A few months back, I had the opportunity to attend a workshop at UCSB presented by two of the authors of Original Plumbing (be sure to check out this wonderful blog here). During the workshop, an individual expressed the opportunity he has had to speak and educate about trans issues, despite many people being unaware that he identifies as trans also. He referred to this as a shift of consciousness from a trans-identified voice to a non-trans ally, and how this has allowed him to have a different approach and perspective in his activism.
This resonated deeply with me. In many ways, it’s how I feel currently. I may never return to Church, and I may decide existing in spaces of worship no longer works for me. But no matter what, I will still have my experience, at one point in my life, of being gay and Mormon.

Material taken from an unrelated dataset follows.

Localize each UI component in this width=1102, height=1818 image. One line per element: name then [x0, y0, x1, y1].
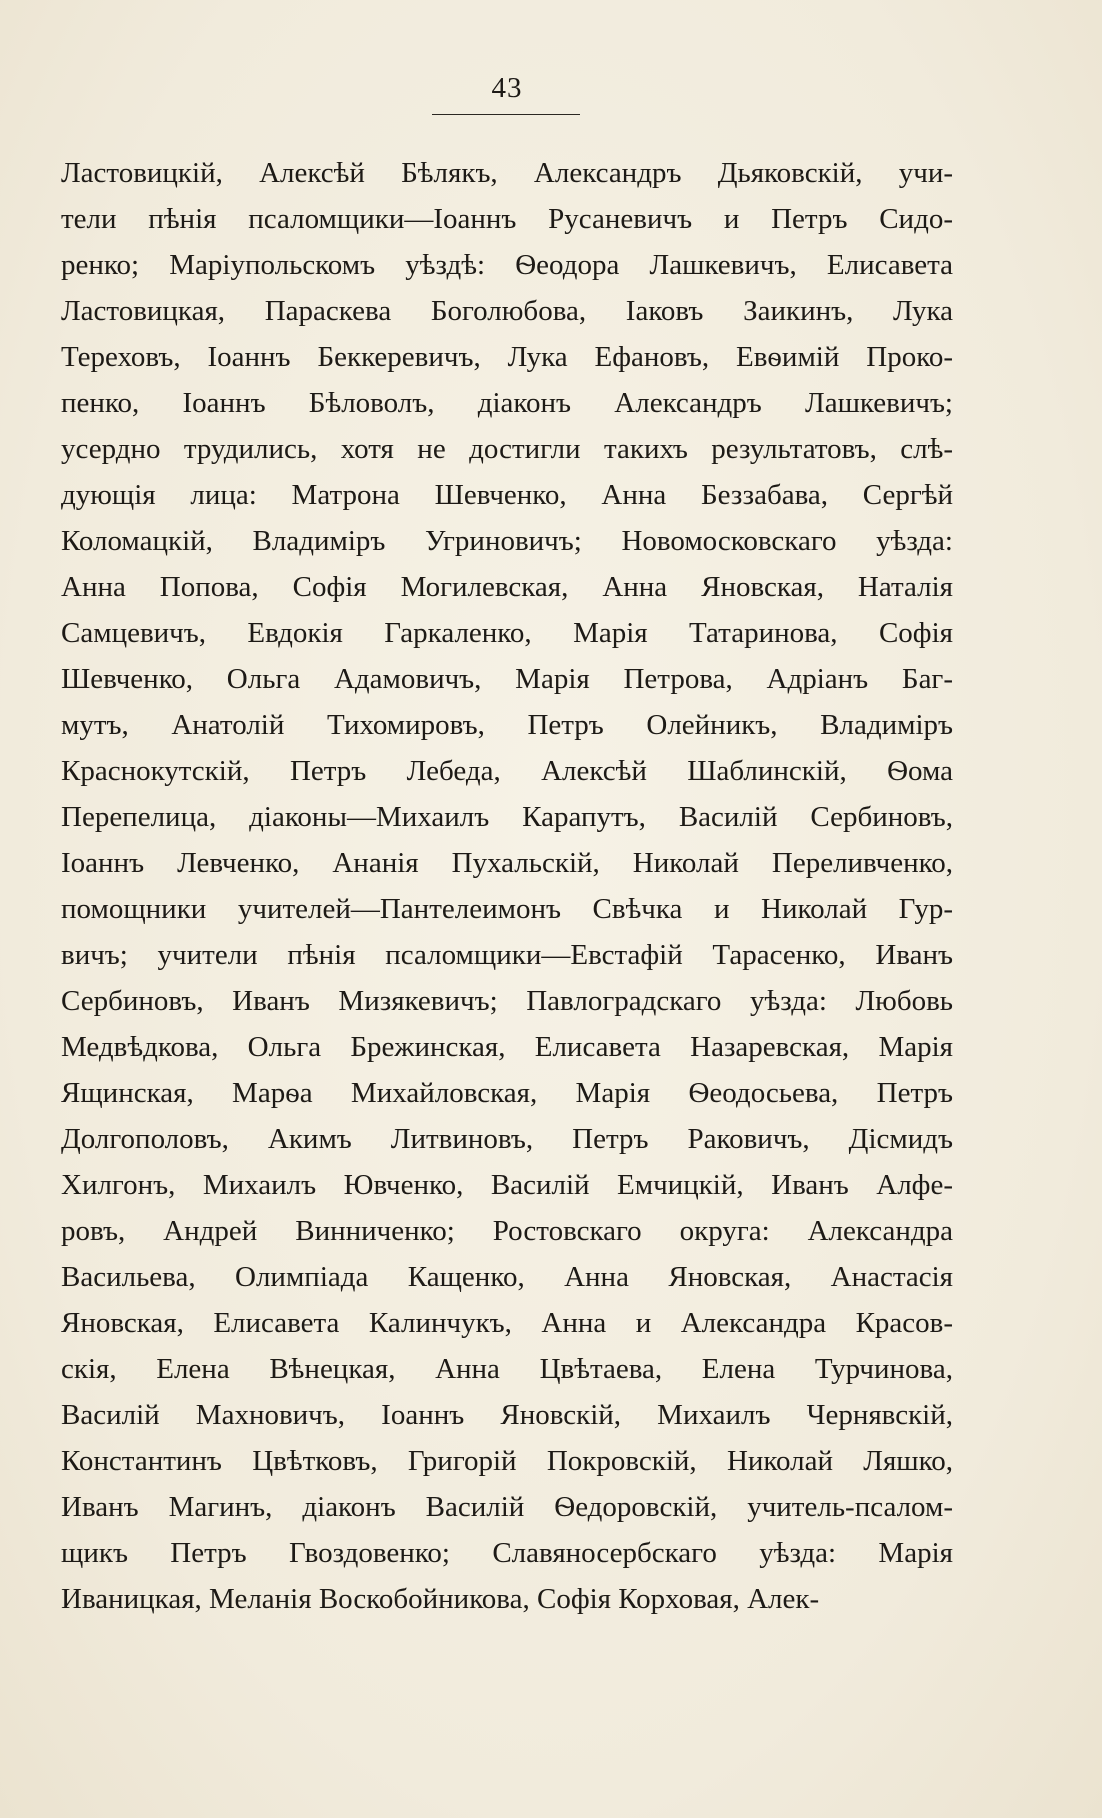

And while I’m working to create a space for those still in this or similar parts of their life, I’m also working to create a space for the teenager me that wanted it to be okay to be out, and find a more accurate religion of love and acceptance. And maybe it be a drastic restructuring of a flawed institution or resorting elsewhere to other means of worship. But I’ll never get closer to discovering what this all would look like if I don’t join in making it reality. And in no way does this invalidate my experiences and the identity I hold onto.